What message do you have for those young Cameroonians who aspire to study medicine, particularly ophthalmology?

The most important thing to study medicine is to have the passion because it involves a lot of work, many years of study. So they should really be passionate about it. They should not go into the medical field because they want to be rich and famous. They should rather go because they want to serve the patients. You should be able to serve the people; you should be able to do your work with all your heart. That is the most important thing. They should also be hardworking and disciplined because medical school is many years of studies, that is seven years to become a general practitioner, and four more years or five to become a specialist. There is a lot of work after the GCE Advanced Level. So you have to be passionate, and you have to be duty conscious.

What are some of the difficulties you encountered in the course of pursuing you dream?

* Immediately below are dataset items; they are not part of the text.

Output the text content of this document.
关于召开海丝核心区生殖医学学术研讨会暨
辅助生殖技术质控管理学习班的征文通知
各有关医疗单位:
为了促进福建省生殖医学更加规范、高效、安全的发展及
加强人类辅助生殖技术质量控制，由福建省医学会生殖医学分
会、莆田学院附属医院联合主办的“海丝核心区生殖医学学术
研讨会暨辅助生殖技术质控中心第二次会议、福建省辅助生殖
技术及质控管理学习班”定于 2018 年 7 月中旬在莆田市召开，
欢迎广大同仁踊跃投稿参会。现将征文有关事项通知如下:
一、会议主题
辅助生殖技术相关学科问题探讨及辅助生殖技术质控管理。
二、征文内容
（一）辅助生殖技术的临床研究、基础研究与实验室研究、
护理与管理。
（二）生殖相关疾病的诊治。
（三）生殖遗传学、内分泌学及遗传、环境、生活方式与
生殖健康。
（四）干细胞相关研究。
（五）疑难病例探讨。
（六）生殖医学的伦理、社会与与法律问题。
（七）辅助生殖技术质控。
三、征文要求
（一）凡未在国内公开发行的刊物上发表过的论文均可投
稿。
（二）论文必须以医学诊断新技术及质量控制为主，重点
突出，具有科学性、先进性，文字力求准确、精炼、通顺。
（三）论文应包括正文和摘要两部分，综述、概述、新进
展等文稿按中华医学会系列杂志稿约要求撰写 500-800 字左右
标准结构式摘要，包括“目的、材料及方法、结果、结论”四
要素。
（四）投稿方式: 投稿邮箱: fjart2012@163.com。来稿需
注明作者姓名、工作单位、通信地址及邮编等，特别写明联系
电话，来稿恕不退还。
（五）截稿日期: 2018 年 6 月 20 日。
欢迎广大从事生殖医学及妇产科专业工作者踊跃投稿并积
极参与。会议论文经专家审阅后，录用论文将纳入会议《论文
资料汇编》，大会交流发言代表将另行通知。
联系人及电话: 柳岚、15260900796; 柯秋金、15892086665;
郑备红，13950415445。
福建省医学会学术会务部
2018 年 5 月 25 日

In my case in particular, I will not say I had many difficulties because I am someone who is determined, passionate, and I love my work, even though it is very demanding. But it was not very easy for me from the very beginning in the faculty of medicine because of the French language. I had a language barrier, so I want encourage all young Cameroonians to really be bilingual because you never know where you can find yourself tomorrow. My first two or three years in the medical school were difficult, but we also have teachers who teach in English. It is just that if you come to the faculty of medicine it will be difficult. But we thank God because they are many schools of medicine all over the country today; there is one in Buea, and another one in Bamenda. So language problem should not be a problem these days because most lectures in these schools are in English. It was a problem only back then when we had one faculty.

What perspectives do you have for the medical field in Cameroon?

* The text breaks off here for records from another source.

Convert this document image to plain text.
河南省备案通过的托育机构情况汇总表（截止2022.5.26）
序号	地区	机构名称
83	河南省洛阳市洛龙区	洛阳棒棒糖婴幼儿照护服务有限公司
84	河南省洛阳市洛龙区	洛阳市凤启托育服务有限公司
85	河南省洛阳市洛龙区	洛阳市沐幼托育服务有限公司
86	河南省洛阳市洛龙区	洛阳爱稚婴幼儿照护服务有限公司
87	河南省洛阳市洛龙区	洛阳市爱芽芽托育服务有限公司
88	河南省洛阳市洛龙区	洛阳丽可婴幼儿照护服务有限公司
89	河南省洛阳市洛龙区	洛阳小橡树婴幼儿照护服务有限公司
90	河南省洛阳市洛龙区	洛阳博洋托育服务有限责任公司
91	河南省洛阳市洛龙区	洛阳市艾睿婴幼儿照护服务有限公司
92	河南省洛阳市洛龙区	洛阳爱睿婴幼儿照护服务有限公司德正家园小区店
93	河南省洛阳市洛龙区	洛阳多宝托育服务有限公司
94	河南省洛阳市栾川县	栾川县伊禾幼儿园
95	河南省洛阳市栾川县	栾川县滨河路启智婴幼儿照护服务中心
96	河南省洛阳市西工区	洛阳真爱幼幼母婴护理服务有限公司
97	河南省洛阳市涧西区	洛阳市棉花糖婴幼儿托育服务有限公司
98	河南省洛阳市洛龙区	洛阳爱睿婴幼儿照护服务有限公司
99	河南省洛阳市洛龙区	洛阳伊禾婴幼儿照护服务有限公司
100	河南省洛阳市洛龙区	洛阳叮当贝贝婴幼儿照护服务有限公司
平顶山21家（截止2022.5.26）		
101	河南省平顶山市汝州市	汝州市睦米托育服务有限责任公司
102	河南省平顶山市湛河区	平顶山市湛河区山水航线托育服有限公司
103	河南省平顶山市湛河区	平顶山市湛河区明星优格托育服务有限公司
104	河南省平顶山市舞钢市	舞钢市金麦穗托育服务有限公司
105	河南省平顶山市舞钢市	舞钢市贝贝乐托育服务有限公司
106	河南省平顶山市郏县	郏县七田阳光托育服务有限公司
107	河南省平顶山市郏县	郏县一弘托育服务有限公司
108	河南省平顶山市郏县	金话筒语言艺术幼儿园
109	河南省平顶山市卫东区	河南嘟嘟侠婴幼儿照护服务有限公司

That might be a little bit difficult because you know you cannot talk of a vision for a nation without policy making, and you know policy making is at the higher level. It is not an individual thing, it has to involve the pundits, the government, the NGOs, the civil society, and the community. Everyone really has to get involved before you can change something. But at my small level, like what I did today, I think it is important. You know by giving this inaugural lecture which was opened to everyone, people get to learn new things. If you want to understand, if you want to see what they can do at their small level because as I said, the fight against blindness is not only for ophthalmologists. It is something everyone has to embark on because as I mentioned during the lecture, we have simple diseases like conjunctivitis that can make a new born baby to be blind. 

Even the midwife has to clean the baby well when he or she is born, because the child goes through the birth canal, and canal infection in the eye is normal, so if you don’t wash it well, and give antibiotics to the child, the child can go blind. So just empowering people at the community level to know what they are supposed to do by keeping their environment clean, can prevent flies, transmission of diseases, which can be cause blindness. So at my own small level, I continue to give these talks and to train my students because I am also a lecturer. I have to train my students to pursue this dream even if they are not going to be ophthalmologists, but even as a general practitioner, even as a specialist in a different field. We all have to do same because even if pediatrician and you see a child with an eye problem, you should think of sending that child quickly to go and see an eye specialist, so that the child does not lose vision.